The criterion for dealing this stream of people has to be under the UN’s charter and not under the country’s citizenship law and not by muffling the aspirations of its genuine citizens under a liberal interpretation of religious brotherhood. According to the UN charter on Refugee, a Refugee has to be defined in the following terms:

“Owing to well founded fear of being persecuted for reasons of race, religion, nationality, membership of a particular social group or social opinion, is outside the country of his nationality and is unable or, owing to such fear, is unwilling to avail himself of the protection of that country, or, who, not having a nationality and being outside the country of his former habitual residence as a result of such event, is unable or, owing to such fear, is unwilling to return to it.”

The UN definition speaks of a genuine fear of persecution under compelling circumstances for dealing with someone requiring shelter in another country. There is no red-carpet syndrome here as is seen in the proposed amendment of our Citizenship law. The Country seeks to assume moral guardianship of the minorities of the neighbouring countries on the basis of religion and not on compelling humanitarian reasons based on secular principles.

With the demography continuing to go in favour of the migrants, ambitious leadership has emerged among them with equally ambitious political agenda. And with every census, the demography is changing to the detriment of the OIs.

While, in a plural society, different communities need to live harmoniously socially, the indigenous communities can’t accept a situation where the migrants rule them. It is asking them to commit political suicide. The proposed CAB, once effected, will precisely do that. The world history has glaring examples that indigenous peoples in many parts of the world lost their space to migrants aggressively settling in their habitat. In India, Tripura is an example.

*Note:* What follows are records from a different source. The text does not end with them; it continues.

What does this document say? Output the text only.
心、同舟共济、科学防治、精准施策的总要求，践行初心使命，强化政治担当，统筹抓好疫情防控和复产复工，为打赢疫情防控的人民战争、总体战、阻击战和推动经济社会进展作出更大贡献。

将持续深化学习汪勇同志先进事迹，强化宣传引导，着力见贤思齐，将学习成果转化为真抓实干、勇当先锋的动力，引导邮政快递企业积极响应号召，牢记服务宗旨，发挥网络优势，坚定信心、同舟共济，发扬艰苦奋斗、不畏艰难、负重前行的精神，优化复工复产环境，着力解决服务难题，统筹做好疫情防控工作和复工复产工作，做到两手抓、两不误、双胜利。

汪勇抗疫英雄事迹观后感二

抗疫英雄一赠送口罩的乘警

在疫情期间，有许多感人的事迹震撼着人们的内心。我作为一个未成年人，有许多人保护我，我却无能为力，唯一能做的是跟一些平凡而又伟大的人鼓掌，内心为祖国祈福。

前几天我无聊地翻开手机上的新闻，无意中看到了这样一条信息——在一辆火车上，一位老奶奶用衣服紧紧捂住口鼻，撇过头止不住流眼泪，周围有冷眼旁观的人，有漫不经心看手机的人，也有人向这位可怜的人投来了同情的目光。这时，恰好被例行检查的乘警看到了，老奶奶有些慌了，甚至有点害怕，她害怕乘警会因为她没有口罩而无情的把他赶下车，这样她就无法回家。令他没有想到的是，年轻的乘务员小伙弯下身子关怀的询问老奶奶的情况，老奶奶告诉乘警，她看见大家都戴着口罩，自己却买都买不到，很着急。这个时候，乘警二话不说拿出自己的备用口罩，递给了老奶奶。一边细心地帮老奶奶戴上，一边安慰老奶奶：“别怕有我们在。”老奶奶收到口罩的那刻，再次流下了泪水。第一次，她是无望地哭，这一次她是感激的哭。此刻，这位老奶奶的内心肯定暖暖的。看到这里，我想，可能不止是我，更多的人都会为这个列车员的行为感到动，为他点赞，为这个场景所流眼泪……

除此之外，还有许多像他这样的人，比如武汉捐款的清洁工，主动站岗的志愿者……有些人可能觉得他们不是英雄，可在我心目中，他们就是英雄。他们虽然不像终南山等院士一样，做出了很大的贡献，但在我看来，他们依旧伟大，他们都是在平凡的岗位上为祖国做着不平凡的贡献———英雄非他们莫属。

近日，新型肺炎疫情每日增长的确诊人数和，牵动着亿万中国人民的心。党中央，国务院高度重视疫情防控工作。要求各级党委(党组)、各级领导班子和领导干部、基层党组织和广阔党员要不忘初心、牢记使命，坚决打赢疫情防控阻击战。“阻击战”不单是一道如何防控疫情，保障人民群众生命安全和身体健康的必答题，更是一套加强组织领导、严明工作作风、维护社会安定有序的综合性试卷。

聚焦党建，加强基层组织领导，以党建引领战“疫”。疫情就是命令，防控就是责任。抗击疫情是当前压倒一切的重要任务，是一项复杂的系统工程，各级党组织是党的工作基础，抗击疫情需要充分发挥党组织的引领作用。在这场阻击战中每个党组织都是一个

India is one nation of many national identities, and when reorganization of the states were done it was amply clear that such identities formed mostly on the basis of linguistic culturalism. Each such linguistic community considers it’s matribhasa (mother tongue) as the primary identifier of the community and they identify a geographical space as their own.

For each such linguistic nationality, their linguistic culture assumes political primacy vis a vis the people of other languages & cultures and since democracy becomes a rule of majority, they can’t accept an ‘outsider’ community turning into a majority through organized influx into their primary space, that too by means of induced motivation.

CAB is such an inducement for the Hindus of Bangladesh to settle in India. There is a cut-off date in the CAB, but rules can be amended in due course to extend the date. CAB is an invitation for the Bangladeshi Hindus to cross over to India for permanent settlement.